Don’t Look Down

posted in: Cinematography and Editing | 0

“Down” seems to be a recurring problem in VR film. We’ve talked extensively about the theoretical problems, from stereo to stitching distance, so today’s post looks at “down” from a content perspective, surveying what people have done so far.

Here’s 11 ways to deal with down!

1. Embrace the tripod

In most of our live-captured videos, you can look down and see our tripod, in all its too-close stitch-artifact glory.
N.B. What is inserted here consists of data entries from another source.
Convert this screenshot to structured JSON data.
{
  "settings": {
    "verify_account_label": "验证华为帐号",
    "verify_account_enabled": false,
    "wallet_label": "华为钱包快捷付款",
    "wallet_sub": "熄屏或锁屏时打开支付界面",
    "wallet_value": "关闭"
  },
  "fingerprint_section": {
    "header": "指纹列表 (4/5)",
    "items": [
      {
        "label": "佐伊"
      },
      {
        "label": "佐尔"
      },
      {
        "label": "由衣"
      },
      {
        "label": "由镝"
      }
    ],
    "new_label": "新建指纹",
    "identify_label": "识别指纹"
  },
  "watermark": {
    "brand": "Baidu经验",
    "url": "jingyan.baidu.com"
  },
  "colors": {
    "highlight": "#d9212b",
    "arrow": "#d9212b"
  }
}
Screen Shot 2015-05-08 at 11.29.08 AM

This is not exactly the most professional of options, but we made an early decision to focus on content and research rather than production quality. Especially in our talk shows, which are about VR in VR, we simply leave in all our production equipment. Laptops, mics, everything, all visible when you look down.

But there might be an unexpected benefit to leaving in the tripod. Some viewers, especially those new to VR, find it disturbing to look down and not “exist”. We’ve had many people look down in our videos and comment “I am a tripod”, which perhaps is better than “I am nothing at all”.

Then there’s our new Ricoh Theta cameras, which are tiny and stitch almost around themselves in the down direction, leaving a stitch line and a tiny sliver of color. They’re small and light enough that they can easily be mounted from any angle, or hand-held, with the internal gyroscope correcting the final footage to always keep down down. They’re great for very informal low-production vlogging, so often the “tripod” is an arm and hand.

Screen Shot 2015-05-08 at 7.02.19 PM

It wouldn’t be hard to mask out this tiny sliver of color. We also got a tip from Jim Watters that you can stick reflective tape on that part of the camera so that it absorbs the environment colors instead of showing a bright yellow sliver. But for informal purposes, I kind of love the bright yellow sliver, and for vlogging there’s something appealing and authentic to me about it being hand-held.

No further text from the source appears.